The second observation is that selecting your phone vendor is going to get more complicated and changing your vendor could start to get difficult depending on what services you like or need to use. If any of those services is using a proprietary extension to WML then you may be stuck with that vendor.

Could the phone run more than one micro-browser? Perhaps the answer to flexibility in the services game is to have a phone with switchable software! Well frankly that's unlikely unless some cheap Taiwanese clone cell phones start appearing. It is currently not in the interests of the vendors such as Nokia, Ericsson and Motorola to let you switch browser. They want to control your pocket device and they will.

End Game

So how will it all shake out? My guess is that despite all the sound-bites about human factors and usability, these devices will remain a pain to use. They will, as seen before, be taken up by the early adopter market of apologists (see Alan Cooper). This will hold back the mass market take up. However, with globalisation there are at least a few hundred million potential apologists around. The winner, who has the most apologists signed up, will still declare victory. However, uptake will have been restricted and the vendors and service providers will know it.
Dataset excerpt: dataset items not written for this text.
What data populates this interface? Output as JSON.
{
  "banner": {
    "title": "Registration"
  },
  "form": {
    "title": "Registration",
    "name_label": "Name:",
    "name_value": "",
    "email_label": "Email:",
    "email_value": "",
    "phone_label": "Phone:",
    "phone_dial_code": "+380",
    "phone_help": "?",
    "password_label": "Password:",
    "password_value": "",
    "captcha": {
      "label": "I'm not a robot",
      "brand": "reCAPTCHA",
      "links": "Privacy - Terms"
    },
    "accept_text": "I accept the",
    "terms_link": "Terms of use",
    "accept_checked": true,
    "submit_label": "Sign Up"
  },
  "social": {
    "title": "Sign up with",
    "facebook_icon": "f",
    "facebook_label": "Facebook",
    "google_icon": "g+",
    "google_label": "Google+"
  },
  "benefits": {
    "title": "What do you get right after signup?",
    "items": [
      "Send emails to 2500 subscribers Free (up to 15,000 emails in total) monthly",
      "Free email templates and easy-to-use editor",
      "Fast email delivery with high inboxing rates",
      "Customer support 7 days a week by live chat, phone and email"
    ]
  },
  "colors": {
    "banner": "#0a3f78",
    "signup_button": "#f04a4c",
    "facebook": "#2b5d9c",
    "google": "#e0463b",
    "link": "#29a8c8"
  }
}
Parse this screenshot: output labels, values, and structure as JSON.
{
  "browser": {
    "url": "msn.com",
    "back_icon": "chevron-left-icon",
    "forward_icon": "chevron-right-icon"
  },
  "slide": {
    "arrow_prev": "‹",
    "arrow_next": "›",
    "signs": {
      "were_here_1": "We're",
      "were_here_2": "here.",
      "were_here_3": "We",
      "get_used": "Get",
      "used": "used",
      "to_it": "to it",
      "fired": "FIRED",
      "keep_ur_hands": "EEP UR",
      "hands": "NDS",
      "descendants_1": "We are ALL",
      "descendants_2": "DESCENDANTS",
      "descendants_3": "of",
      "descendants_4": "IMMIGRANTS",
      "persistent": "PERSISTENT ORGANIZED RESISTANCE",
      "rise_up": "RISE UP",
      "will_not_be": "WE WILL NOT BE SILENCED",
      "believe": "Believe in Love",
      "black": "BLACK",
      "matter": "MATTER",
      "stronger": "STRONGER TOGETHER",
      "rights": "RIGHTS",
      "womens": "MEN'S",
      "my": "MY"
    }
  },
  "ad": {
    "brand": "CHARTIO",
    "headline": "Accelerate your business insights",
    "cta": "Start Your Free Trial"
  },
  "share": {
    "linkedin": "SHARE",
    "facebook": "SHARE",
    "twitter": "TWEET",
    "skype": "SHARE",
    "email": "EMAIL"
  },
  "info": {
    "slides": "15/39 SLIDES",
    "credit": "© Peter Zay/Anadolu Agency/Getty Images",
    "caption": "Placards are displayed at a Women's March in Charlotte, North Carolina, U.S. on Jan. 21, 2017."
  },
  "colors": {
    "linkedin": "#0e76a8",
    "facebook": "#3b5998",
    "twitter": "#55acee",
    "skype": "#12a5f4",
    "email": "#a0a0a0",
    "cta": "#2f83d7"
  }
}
Meanwhile, I believe that the palmtop market will continue to mature and telephone hardware will continue to get more advanced with bigger and bigger screens and better and better interfaces. By the time the market is ready to declare a winner, I think the phone as we know it will have been passed by and PDAs will be the thing.

The winner therefore, is not likely to be the player with the nose in front when WAP threatens to break into the billion units sold, but the player with the most compelling solutions in the PDA market.

Maybe, just maybe, that's why Ericsson have wisely put a foot in both camps.